Students also get to enjoy the fruits of their labors—“harvesting, eating, and schmoozing,” as Weisskoff says.

“We improve the land while we learn how to eat better. Our theme is ‘Grow Great Gardens Everywhere.’” As the food affordability crisis persists on both the global and national levels, Weisskoff adds, “It behooves everyone to grow as much as they can in their backyard—and even in their front yard.”

When it’s time to cook our food, we rarely understand what actually occurs during the process. Leslie Knecht’s The Chemistry of Food and Taste gets into the science of food preparation. “We’re all chemists when we cook,” says Knecht, a senior lecturer in the Department of Chemistry, pointing out that the complex interactions of chemical compounds with heat, salts, oils, and each other determine what a given dish tastes like.

She also notes that those interactions can inspire surprising combinations in the class test kitchen. “There are some weird combinations that go together surprisingly well,” Knecht says. For example, students did a combination of beer-battered fried fish and blueberry compote. It sounds weird, but it tasted delicious.”

Students can explore the many social meanings of food in Traci Ardren’s Anthropology of Food course. The course considers eating throughout history while also addressing cultural differences, many of which persist amid the globalization of food production. For a section about alternative protein sources, Ardren, a professor in the Anthropology Department, typically brings in samples of freeze-dried grasshoppers.

“Only a few adventurous students will try them,” she says. “But that reluctance is definitely a learned behavior. The only reason we don’t eat insects in the U.S. is our cultural ideas about them. Lots of people around the world are happy to eat them as a delicacy.”

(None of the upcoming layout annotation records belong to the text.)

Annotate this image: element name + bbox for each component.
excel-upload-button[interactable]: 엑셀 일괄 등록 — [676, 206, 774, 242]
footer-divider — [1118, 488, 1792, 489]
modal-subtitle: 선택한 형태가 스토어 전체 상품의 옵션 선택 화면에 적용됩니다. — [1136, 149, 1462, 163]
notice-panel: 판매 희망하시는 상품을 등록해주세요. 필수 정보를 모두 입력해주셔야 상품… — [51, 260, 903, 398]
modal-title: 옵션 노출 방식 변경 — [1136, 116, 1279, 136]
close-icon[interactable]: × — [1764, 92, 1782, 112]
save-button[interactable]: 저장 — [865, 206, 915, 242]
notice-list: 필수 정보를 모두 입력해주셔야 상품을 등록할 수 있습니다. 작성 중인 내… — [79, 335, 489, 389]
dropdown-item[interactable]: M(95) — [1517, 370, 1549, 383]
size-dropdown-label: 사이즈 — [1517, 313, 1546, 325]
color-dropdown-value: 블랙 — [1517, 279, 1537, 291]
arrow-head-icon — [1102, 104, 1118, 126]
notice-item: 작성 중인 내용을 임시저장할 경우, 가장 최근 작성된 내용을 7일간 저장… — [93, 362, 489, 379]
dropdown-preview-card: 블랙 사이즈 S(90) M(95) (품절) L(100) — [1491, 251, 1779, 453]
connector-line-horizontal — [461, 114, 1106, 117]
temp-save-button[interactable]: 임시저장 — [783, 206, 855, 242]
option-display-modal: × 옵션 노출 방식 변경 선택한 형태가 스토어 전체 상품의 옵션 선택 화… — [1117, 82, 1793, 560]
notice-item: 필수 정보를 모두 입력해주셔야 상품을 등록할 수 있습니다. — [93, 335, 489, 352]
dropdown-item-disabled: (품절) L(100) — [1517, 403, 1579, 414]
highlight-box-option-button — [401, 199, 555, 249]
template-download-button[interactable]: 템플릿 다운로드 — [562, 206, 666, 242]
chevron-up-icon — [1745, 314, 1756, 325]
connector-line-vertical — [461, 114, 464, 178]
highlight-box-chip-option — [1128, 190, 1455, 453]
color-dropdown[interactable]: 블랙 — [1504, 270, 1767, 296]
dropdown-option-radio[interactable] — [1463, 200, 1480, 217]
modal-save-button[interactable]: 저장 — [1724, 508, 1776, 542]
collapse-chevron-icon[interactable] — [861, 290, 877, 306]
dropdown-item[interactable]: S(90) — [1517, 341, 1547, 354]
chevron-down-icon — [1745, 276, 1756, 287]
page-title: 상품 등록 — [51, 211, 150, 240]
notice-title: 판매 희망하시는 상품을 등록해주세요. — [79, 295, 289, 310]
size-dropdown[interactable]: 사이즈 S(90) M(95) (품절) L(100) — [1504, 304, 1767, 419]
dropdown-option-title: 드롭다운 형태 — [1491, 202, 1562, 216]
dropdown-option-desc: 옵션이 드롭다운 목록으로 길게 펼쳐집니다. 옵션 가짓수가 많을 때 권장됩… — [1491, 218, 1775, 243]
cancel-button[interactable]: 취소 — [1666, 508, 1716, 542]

Finally, for a nightcap, there’s Justin Stoler’s interdisciplinary Wine, Environment, and Society course, one of several food-related courses he teaches. The first several weeks focus on production: agriculture, sustainability, and the effects of climate change. Later sections highlight consumption issues such as marketing, labeling, and economics.

“For example, we discuss what a $20 bottle of wine costs to make, and why some bottles are $5 while others are $100,” says Stoler, an associate professor in the Department of Geography and Sustainable Development. “It is a distinctly consumer-centric, anti-wine-snob approach.

“The goal is to prepare students to make confident choices when confronted with a wine list, strengthen relationships, and make great friends and memories as they travel through the world of wine.”